Within 1 day after teaching, the patient will list three benefits of continuing to apply moist compresses to leg ulcer after discharge.
By 6/12/20, the patient will correctly demonstrate application of wet-to-dry dressing on leg ulcer.
By 6/19/20, the patient’s ulcer will begin to show signs of healing (e.g., size shrinks from 3 to 2.5 in).
By 6/12/20, the patient will verbalize valuing health sufficiently to practice new health behaviors to prevent recurrence of leg ulcer.
A

d. Affective outcomes describe changes in patient values, beliefs, and attitudes. Cognitive outcomes (a) describe increases in patient knowledge or intellectual behaviors; psychomotor outcomes (b) describe the patient’s achievement of new skills; and (c) is an outcome describing a physical change in the patient.

26
Q

A nurse is preparing a clinical outcome for a patient who is an avid runner and who is recovering from a stroke that caused right-sided paresis. What is an example of this type of outcome?

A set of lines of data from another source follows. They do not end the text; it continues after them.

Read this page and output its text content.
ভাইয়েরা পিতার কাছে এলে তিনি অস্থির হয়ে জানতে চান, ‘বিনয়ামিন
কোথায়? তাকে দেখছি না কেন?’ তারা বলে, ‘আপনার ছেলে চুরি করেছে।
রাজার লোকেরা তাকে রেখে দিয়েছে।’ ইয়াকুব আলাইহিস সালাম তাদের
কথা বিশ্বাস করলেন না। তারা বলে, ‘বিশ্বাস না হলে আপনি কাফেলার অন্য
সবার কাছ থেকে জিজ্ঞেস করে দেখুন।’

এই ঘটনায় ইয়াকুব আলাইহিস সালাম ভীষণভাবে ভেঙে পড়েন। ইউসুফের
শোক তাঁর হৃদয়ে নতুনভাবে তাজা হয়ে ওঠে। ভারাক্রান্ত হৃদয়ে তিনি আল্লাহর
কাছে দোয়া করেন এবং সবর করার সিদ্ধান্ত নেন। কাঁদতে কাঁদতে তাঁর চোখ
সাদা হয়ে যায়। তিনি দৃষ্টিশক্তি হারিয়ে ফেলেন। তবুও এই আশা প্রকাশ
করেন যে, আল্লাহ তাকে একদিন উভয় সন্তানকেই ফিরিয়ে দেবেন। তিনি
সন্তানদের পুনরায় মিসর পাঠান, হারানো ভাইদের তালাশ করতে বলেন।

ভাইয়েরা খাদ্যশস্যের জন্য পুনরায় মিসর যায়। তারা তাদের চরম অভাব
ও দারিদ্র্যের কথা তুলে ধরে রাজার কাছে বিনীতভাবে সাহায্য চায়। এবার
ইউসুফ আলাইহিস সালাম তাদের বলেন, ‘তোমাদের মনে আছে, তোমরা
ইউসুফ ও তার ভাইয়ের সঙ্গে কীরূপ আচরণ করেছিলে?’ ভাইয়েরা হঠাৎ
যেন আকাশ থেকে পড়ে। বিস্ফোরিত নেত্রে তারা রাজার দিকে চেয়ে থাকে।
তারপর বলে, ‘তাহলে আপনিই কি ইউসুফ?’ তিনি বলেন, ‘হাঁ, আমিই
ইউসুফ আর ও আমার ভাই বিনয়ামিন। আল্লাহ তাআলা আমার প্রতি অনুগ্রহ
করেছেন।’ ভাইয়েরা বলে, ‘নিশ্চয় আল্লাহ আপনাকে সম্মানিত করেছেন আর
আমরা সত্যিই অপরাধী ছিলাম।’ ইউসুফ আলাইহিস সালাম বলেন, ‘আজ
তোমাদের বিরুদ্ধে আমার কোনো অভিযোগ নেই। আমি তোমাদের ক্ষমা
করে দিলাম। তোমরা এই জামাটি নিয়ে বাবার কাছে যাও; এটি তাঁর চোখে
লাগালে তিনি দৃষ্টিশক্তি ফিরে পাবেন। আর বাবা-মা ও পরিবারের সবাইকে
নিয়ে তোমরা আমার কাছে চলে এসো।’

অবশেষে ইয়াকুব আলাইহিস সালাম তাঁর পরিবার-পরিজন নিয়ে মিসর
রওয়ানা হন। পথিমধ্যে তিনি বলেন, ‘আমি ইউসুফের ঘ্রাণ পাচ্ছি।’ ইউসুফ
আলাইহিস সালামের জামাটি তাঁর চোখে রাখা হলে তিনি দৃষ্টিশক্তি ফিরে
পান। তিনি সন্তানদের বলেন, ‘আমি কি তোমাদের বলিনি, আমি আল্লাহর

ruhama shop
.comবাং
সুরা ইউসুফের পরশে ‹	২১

After receiving 3 weeks of physical therapy, patient will demonstrate improved movement on the right side of her body.
By 8/15/20, patient will be able to use right arm to dress, comb hair, and feed herself.
Following physical therapy, patient will begin to gradually participate in walking/running events.
By 8/15/20, patient will verbalize feeling sufficiently prepared to participate in running events.
A

a. Clinical outcomes describe the expected status of health issues at certain points in time, after treatment is complete. Functional outcomes (b) describe the person’s ability to function in relation to the desired usual activities. Quality-of-life outcomes (c) focus on key factors that affect someone’s ability to enjoy life and achieve personal goals. Affective outcomes (d) describe changes in patient values, beliefs, and attitudes.

27
Q

A nurse is caring for a patient who is receiving fluids for dehydration. Which outcome for this patient is correctly written?

Offer the patient 60-mL fluid every 2 hours while awake.
During the next 24-hour period, the patient’s fluid intake will total at least 2,000 mL.
Teach the patient the importance of drinking enough fluids to prevent dehydration by 1/15/20.
At the next visit on 12/23/20, the patient will know that he should drink at least 3 L of water per day.
A

b. The outcomes in (a) and (c) make the error of expressing the patient goal as a nursing intervention. Incorrect: “Offer the patient 60-mL fluid every 2 hours while awake.” Correct: “The patient will drink 60-mL fluid every 2 hours while awake, beginning 1/3/20.” The outcome in (d) makes the error of using verbs that are not observable and measurable. Verbs to be avoided when writing outcomes include “know,” “understand,” “learn,” and “become aware.”

28
Q

A nurse is collecting more patient data to confirm a patient diagnosis of emphysema. This is an example of formulating what type of diagnosis?

Actual
Possible
Risk
Collaborative
A

b. An intervention for a possible diagnosis is to collect more patient data to confirm or rule out the problem. An intervention for an actual diagnosis is to reduce or eliminate contributing factors to the diagnosis. Interventions for a risk diagnosis focus on reducing or eliminating risk factors, and interventions for collaborative problems focus on monitoring for changes in status and managing these changes with nurse- and physician-prescribed interventions.

29
Q

A nurse is using a concept map care plan to devise interventions for a patient with sickle cell anemia. What is the BEST description of the “concepts” that are being diagrammed in this plan?

Protocols for treating the patient problem
Standardized treatment guidelines
The nurse’s ideas about the patient problem and treatment
Clinical pathways for the treatment of sickle cell anemia
A

c. A concept map care plan is a diagram of patient problems and interventions. The nurse’s ideas about patient problems and treatments are the “concepts” that are diagrammed. These maps are used to organize patient data, analyze relationships in the data, and enable the nurse to take a holistic view of the patient’s situation. Answers (a) and (b) are incomplete because the concepts being diagrammed may include protocols and standardized treatment guidelines but the patient problems are also diagrammed concepts. Clinical pathways are tools used in case management to communicate the standardized, interdisciplinary care plan for patients.